冒頭のシークエンスは、真っ白のタンクトップを着たケヴィン・コスナーが芝生に寝そべった様子を映す。汗ばんだ右腕を頭の後ろに回して、眩しい日差しに目をつむっている。『出てこいキャスパー』のお面がかたわらにあって、ドル紙幣がぱらりぱらりと風にはこばれてくる。
子供に優しく暴力を苛烈に否定するブッチは、いくら柔和であろうとも脱獄犯というレッテルからは逃れられない。人質のフィリップをおびえさせたことへの制裁として、脱獄仲間を淡白に射殺したほかは、ほとんど軽犯罪しか犯さない。追跡を振り切るための危険運転をした。車を盗んだ。しかし息子を軽々しく殴りまわす黒人農夫のありように静かな怒りを燃やして銃口を向ける姿は、本心の殺意はなくともフィリップの目にはあまりにも危険に映った…。
観客はブッチの素性を知る。フィリップのやりたいことはなんでもやらせて、なにが起こってもそれが運命といわんばかりにすべてを受け止める。曲がった考えは毅然として持たない。こうありたいとおもう人間の美徳を体現している。ただ、法の執行者にそれはみえずに、彼らはブッチを情なく射殺する。その死にゆく姿が、冒頭のまぶしく健康的にすらみえるイメージであったことがわかる。胸と腰を撃たれて満身創痍であったのだ。
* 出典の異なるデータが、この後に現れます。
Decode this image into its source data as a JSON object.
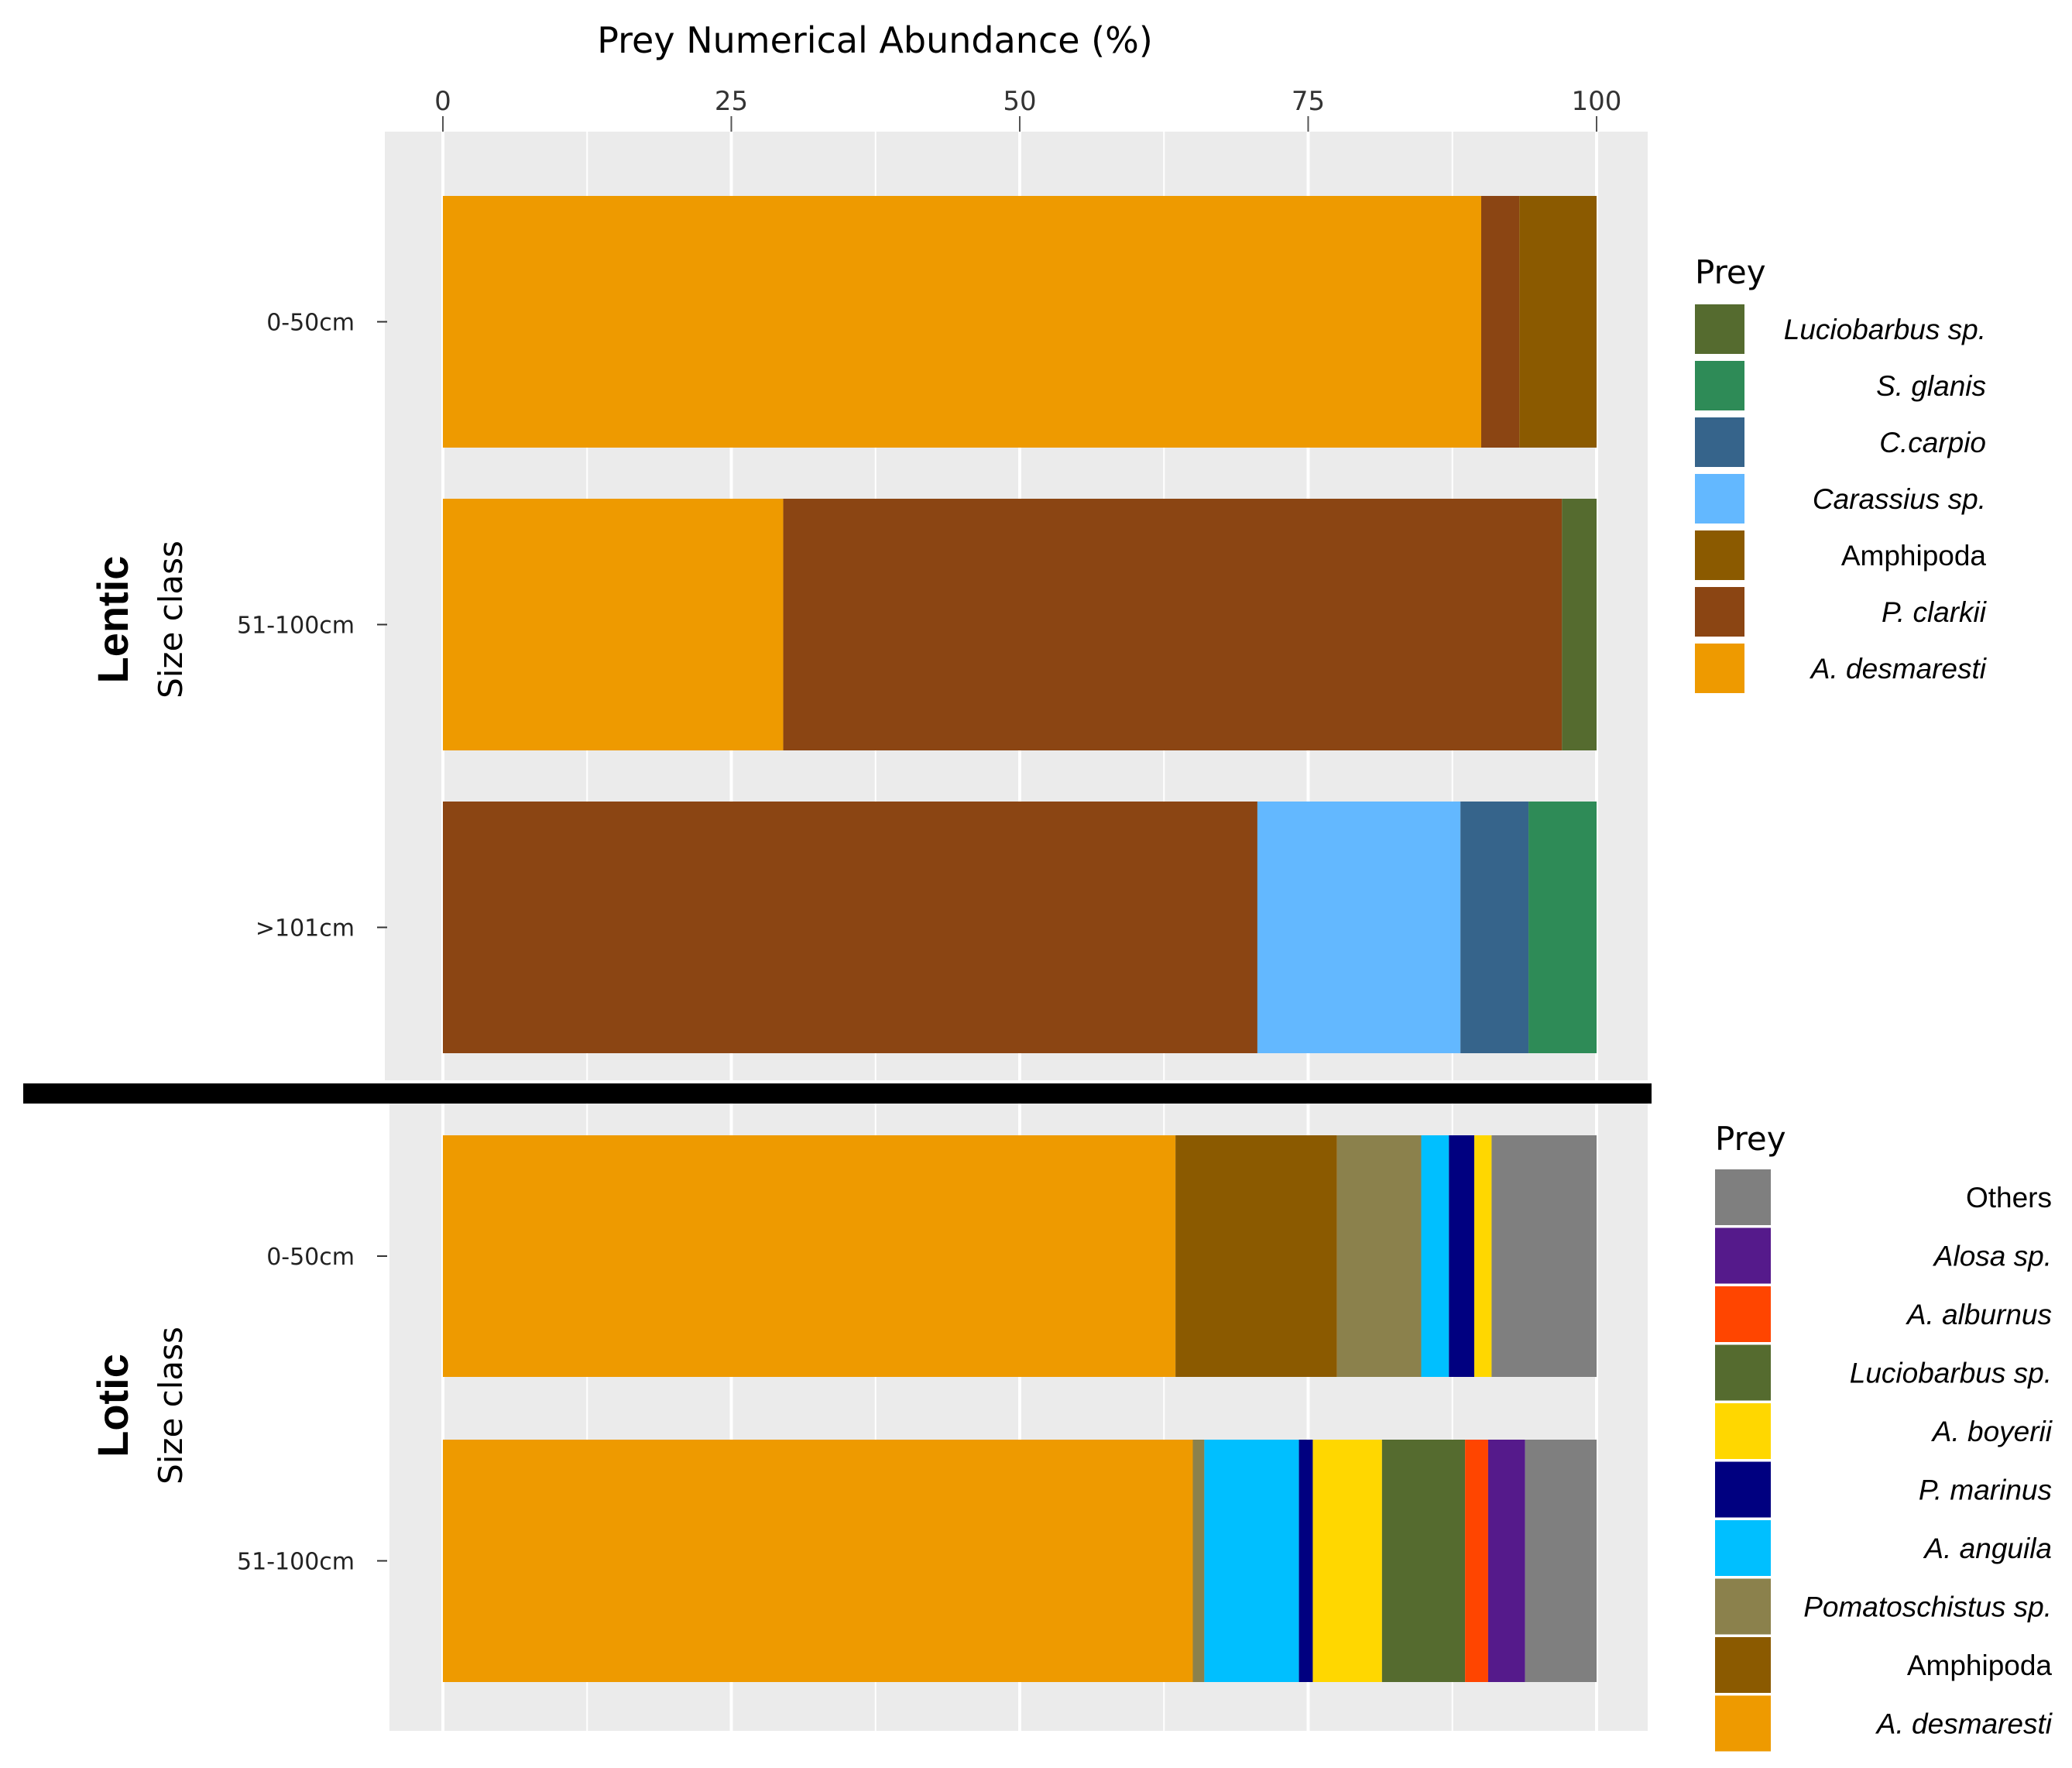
{
  "chart_data": {
    "type": "bar",
    "orientation": "horizontal",
    "stacked": true,
    "title": "Prey Numerical Abundance (%)",
    "xlim": [
      0,
      100
    ],
    "xticks": [
      0,
      25,
      50,
      75,
      100
    ],
    "grid": true,
    "panels": [
      {
        "id": "lentic",
        "label": "Lentic",
        "ylabel": "Size class",
        "categories": [
          "0-50cm",
          "51-100cm",
          ">101cm"
        ],
        "legend": {
          "title": "Prey",
          "placement": "right",
          "items": [
            {
              "name": "Luciobarbus sp.",
              "color": "#556b2f",
              "italic": true
            },
            {
              "name": "S. glanis",
              "color": "#2e8b57",
              "italic": true
            },
            {
              "name": "C.carpio",
              "color": "#36648b",
              "italic": true
            },
            {
              "name": "Carassius sp.",
              "color": "#63b8ff",
              "italic": true
            },
            {
              "name": "Amphipoda",
              "color": "#8b5a00",
              "italic": false
            },
            {
              "name": "P. clarkii",
              "color": "#8b4513",
              "italic": true
            },
            {
              "name": "A. desmaresti",
              "color": "#ee9a00",
              "italic": true
            }
          ]
        },
        "bars": [
          {
            "category": "0-50cm",
            "segments": [
              {
                "prey": "A. desmaresti",
                "value": 90
              },
              {
                "prey": "P. clarkii",
                "value": 3.3
              },
              {
                "prey": "Amphipoda",
                "value": 6.7
              }
            ]
          },
          {
            "category": "51-100cm",
            "segments": [
              {
                "prey": "A. desmaresti",
                "value": 29.5
              },
              {
                "prey": "P. clarkii",
                "value": 67.5
              },
              {
                "prey": "Luciobarbus sp.",
                "value": 3
              }
            ]
          },
          {
            "category": ">101cm",
            "segments": [
              {
                "prey": "P. clarkii",
                "value": 70.6
              },
              {
                "prey": "Carassius sp.",
                "value": 17.6
              },
              {
                "prey": "C.carpio",
                "value": 5.9
              },
              {
                "prey": "S. glanis",
                "value": 5.9
              }
            ]
          }
        ]
      },
      {
        "id": "lotic",
        "label": "Lotic",
        "ylabel": "Size class",
        "categories": [
          "0-50cm",
          "51-100cm"
        ],
        "legend": {
          "title": "Prey",
          "placement": "right",
          "items": [
            {
              "name": "Others",
              "color": "#7f7f7f",
              "italic": false
            },
            {
              "name": "Alosa sp.",
              "color": "#551a8b",
              "italic": true
            },
            {
              "name": "A. alburnus",
              "color": "#ff4500",
              "italic": true
            },
            {
              "name": "Luciobarbus sp.",
              "color": "#556b2f",
              "italic": true
            },
            {
              "name": "A. boyerii",
              "color": "#ffd700",
              "italic": true
            },
            {
              "name": "P. marinus",
              "color": "#000080",
              "italic": true
            },
            {
              "name": "A. anguila",
              "color": "#00bfff",
              "italic": true
            },
            {
              "name": "Pomatoschistus sp.",
              "color": "#8b814c",
              "italic": true
            },
            {
              "name": "Amphipoda",
              "color": "#8b5a00",
              "italic": false
            },
            {
              "name": "A. desmaresti",
              "color": "#ee9a00",
              "italic": true
            }
          ]
        },
        "bars": [
          {
            "category": "0-50cm",
            "segments": [
              {
                "prey": "A. desmaresti",
                "value": 63.5
              },
              {
                "prey": "Amphipoda",
                "value": 14
              },
              {
                "prey": "Pomatoschistus sp.",
                "value": 7.3
              },
              {
                "prey": "A. anguila",
                "value": 2.4
              },
              {
                "prey": "P. marinus",
                "value": 2.2
              },
              {
                "prey": "A. boyerii",
                "value": 1.5
              },
              {
                "prey": "Others",
                "value": 9.1
              }
            ]
          },
          {
            "category": "51-100cm",
            "segments": [
              {
                "prey": "A. desmaresti",
                "value": 65
              },
              {
                "prey": "Pomatoschistus sp.",
                "value": 1
              },
              {
                "prey": "A. anguila",
                "value": 8.2
              },
              {
                "prey": "P. marinus",
                "value": 1.2
              },
              {
                "prey": "A. boyerii",
                "value": 6
              },
              {
                "prey": "Luciobarbus sp.",
                "value": 7.2
              },
              {
                "prey": "A. alburnus",
                "value": 2
              },
              {
                "prey": "Alosa sp.",
                "value": 3.2
              },
              {
                "prey": "Others",
                "value": 6.2
              }
            ]
          }
        ]
      }
    ]
  }
}
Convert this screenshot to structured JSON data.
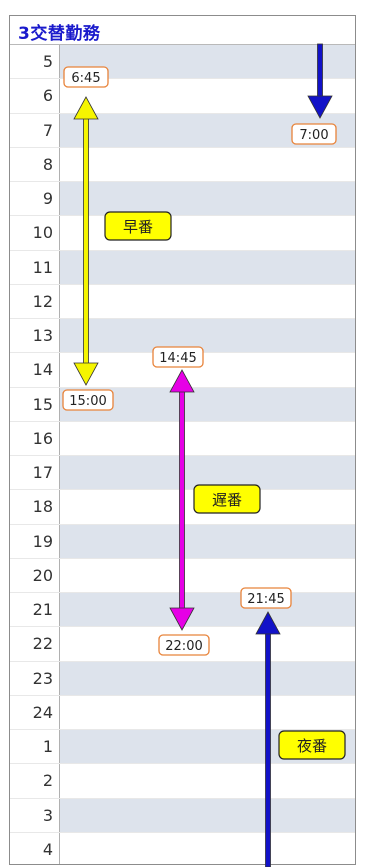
{
  "header": {
    "title": "3交替勤務"
  },
  "hours": [
    "5",
    "6",
    "7",
    "8",
    "9",
    "10",
    "11",
    "12",
    "13",
    "14",
    "15",
    "16",
    "17",
    "18",
    "19",
    "20",
    "21",
    "22",
    "23",
    "24",
    "1",
    "2",
    "3",
    "4"
  ],
  "shifts": [
    {
      "name": "早番",
      "start": "6:45",
      "end": "15:00",
      "color": "#f5f500",
      "style": "double"
    },
    {
      "name": "遅番",
      "start": "14:45",
      "end": "22:00",
      "color": "#e600e6",
      "style": "double"
    },
    {
      "name": "夜番",
      "start": "21:45",
      "end": "7:00",
      "color": "#1212c8",
      "style": "split"
    }
  ]
}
よく生きようとすることと、生きさせてもらえないこと。タイトルをなす成句は、劇中では付随的にのみ言及される。完璧な世界であれば犯罪者の確保は容易だ。完璧な世界であれば、犯罪などおこらないはずだ。犯罪者として狙われる男が、少年と観客の心に一瞬だけまぶしく光る完璧な世界を作り出して、そしてそれは潰えていった。それでもなお、完璧な世界は可能であるという希望をほのかに残していることが、この映画の情感あふれるメッセージであると受け取った。
素晴らしい脚本と演技のうえに、素晴らしい命名が与えられて、すぐれた作品がたちあらわれた。